The evolution of food consumption in highly industrialized countries is leading to consumers giving ever greater importance to the hedonistic and qualitative aspects of food.

Specialized mechanization, intended for high-income crops and productions strongly characterized from a qualitative point of view, is a sector likely to have an ever-greater development. Specific machinery for the mechanization of valuable crops in typical areas, fourth range products, fruit nuts, etc., although contained in quantitative terms, will significantly characterize the future development of European mechanization.
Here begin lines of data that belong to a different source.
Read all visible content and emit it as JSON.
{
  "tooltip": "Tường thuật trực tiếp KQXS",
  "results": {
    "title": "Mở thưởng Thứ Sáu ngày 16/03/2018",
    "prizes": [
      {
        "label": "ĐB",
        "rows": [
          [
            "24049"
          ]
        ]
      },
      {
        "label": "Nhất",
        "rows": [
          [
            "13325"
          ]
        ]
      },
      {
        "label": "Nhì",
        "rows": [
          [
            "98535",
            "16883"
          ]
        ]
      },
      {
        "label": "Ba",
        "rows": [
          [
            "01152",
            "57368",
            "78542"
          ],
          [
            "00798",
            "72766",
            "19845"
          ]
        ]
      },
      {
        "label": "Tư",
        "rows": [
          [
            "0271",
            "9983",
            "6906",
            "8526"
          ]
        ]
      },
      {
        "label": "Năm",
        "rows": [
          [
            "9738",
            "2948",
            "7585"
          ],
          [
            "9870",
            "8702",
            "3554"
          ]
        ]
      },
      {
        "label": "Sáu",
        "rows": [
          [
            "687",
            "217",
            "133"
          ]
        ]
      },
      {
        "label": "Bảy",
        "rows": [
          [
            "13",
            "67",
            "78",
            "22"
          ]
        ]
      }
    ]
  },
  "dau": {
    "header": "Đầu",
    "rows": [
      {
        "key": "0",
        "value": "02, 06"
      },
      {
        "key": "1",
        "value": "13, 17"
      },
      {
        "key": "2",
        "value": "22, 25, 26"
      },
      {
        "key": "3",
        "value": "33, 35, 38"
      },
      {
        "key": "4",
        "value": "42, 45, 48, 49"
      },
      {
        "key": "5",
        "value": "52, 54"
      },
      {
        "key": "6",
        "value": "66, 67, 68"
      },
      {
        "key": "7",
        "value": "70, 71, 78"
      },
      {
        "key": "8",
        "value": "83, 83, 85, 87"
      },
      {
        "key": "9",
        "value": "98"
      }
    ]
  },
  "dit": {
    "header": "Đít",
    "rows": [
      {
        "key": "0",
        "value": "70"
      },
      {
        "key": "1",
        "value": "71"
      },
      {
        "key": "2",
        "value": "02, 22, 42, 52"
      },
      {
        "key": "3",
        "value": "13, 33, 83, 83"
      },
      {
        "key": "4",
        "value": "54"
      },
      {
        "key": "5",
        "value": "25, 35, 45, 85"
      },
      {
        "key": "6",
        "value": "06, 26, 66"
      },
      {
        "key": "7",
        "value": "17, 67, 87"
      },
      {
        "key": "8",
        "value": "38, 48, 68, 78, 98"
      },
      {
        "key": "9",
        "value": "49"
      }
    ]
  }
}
Finally, a sector which is neglected today, but which will have to find adequate attention, is that of the development of appropriate technologies to help the progressive growth of agricultural production in less developed areas, where serious and unsolved problems of hunger and undernutrition remain. The prospective analysis of the demographic dynamics shows, with clear evidence, that the disruptive growth of the global population in the coming decades will be concentrated in the low-growth regions and, in particular, in the African continent, which in 2050 will reach a number of inhabitants close to 2.5 billion.

A real and effective process of agricultural development, allowing sufficient food production to meet the needs of local populations, is today an unavoidable moral commitment for industrialized countries. Hence, therefore, the need for the European agricultural machinery industry to bring into play its enormous capital of versatility, experience, and high professionalism, to develop appropriate mechanization, that is sustainable in environmental terms and consistent with economic, social and cultural conditions.